The contention of the Revenue that interest income received has merged with the common fund and therefore, lost its revenue character and becomes capital in nature is rejected. The interest, having been treated as revenue receipt on which taxes are paid, shall continue to retain the character of revenue receipt.  

POSTSCRIPT

Interestingly, this judgment comes with two postscripts. The main reason of these postscripts seems to be that this case took 44 years to be finally decided. First postscripts is on account of the backbreaking dockets which are ever increasing and second is as a move towards a trust between the tax department and the Assessee.

First Postscript

The court emphasized that the Indian legal system is reeling under a docket explosion.
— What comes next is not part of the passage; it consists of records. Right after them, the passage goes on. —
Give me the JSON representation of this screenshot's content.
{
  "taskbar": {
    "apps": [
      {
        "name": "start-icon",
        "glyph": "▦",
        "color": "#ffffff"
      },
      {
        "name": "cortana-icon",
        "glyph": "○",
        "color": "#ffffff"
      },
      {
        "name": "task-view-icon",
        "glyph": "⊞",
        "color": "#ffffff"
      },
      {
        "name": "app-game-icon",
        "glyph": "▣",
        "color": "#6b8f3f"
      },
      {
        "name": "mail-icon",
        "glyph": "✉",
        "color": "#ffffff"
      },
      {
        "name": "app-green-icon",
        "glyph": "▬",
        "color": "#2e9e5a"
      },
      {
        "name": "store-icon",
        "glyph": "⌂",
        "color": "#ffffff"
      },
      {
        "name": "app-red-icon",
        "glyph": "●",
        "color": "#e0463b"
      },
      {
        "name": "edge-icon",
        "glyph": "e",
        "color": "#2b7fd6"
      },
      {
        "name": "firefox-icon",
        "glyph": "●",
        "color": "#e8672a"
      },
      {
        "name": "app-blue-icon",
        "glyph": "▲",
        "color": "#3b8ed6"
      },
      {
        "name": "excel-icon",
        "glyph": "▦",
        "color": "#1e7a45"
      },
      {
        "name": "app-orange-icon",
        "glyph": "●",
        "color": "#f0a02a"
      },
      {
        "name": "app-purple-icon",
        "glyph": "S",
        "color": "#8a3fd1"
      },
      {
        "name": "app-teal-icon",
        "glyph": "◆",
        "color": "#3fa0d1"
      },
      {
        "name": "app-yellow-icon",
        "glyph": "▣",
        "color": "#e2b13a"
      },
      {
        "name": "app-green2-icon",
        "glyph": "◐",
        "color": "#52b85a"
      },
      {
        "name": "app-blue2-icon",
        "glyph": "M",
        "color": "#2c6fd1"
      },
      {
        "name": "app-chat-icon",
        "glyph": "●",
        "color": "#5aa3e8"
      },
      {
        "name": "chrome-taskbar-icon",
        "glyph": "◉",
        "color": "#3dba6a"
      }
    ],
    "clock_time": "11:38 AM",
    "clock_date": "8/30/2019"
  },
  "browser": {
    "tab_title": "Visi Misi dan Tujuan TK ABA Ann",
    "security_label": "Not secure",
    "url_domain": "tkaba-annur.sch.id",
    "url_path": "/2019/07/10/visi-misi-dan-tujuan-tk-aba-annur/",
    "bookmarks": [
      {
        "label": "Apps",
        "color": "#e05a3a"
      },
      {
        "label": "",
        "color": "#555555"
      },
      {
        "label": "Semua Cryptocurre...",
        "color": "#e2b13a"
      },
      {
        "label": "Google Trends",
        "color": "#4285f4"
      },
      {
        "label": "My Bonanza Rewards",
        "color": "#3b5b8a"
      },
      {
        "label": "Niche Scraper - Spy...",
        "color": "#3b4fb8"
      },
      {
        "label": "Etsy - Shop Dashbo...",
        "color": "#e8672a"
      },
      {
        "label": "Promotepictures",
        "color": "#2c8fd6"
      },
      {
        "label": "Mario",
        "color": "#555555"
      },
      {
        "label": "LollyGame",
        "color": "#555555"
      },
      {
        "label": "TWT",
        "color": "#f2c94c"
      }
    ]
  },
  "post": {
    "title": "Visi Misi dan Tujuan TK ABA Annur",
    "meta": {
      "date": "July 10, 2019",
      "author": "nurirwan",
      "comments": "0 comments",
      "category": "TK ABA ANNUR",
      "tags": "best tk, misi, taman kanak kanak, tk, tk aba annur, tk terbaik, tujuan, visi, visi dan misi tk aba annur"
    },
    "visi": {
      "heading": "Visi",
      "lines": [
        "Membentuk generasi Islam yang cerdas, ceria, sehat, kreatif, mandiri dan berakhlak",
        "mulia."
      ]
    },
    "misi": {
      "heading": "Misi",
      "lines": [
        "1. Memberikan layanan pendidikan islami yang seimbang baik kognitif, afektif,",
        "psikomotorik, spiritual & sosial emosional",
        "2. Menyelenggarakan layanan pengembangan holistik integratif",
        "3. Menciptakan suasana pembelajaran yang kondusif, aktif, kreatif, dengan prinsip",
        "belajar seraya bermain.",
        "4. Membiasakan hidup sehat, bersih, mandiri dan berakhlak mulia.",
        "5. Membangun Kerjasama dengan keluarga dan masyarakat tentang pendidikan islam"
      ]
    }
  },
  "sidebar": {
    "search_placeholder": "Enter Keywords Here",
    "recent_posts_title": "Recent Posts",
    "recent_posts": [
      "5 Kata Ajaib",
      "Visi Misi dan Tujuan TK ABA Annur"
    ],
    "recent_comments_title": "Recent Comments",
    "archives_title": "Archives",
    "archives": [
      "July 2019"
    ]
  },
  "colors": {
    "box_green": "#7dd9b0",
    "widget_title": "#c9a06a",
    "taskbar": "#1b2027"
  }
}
Both the government and public authorities are active contributories to this deluge and the question which essentially remains is ‘which pocket of the Government will be benefitted?’. The court also noted the sheer failure of existing out of court settlement mechanism for such cases. In order to make the system function effectively, court suggested that the mechanism for resolution of commercial disputes of Central Public Sector Enterprises (‘CPSEs’)/Port trusts inter se, as well as between CPSEs and other Government departments should be effectively implemented. The court stated that mediation has proved to be an efficacious remedy in most countries, therefore, India should take steps towards having a comprehensive legislation to institutionalize mediation.

Second Postscript

The court discussed the issue of matters pertaining to CPSEs and Government authorities insofar as taxation matters are concerned. One of the largest areas of litigation for the Government is taxation matters. Court was of the opinion that “vibrant system of Advanced Ruling can go a long way in reducing taxation litigation”. Court also referred the international scenario where there has been an incremental shift towards mature tax regimes adopting advance ruling mechanisms. Court recommended to the Central government to consider the efficacy of the advance ruling system and make it more comprehensive as a tool for settlement of disputes.

PSL COMMENT

In this case, the Supreme Court has not only resolved the issue pertaining to the matter but also mad few strong observation on soaring tax litigation in India. The court has recommended to the Central Government to consider the efficacy of the advance ruling system and make it more comprehensive as a tool for settlement of disputes. However, it would be just over simplification of applicable laws on the part of Central Government if it solely rely on advance ruling system to settle international tax disputes. 

As we are aware, that India has not opted for Mandatory Binding Treaty Arbitration (‘MBTA’) which is prescribed under Article 19 of Multilateral Convention to Implement Tax Treaty Related Measures to Prevent BEPS (‘MLI’), which means that India’s covered tax agreements (‘CTA’) would not contain arbitration clause thus leading to litigation in Indian Courts. In view thereof, it would be advisable that India adopts the MBTA to promote use of alternative dispute resolution mechanism when it comes to international tax disputes and which may in turn may reduce the burden of international tax litigation from Indian Courts.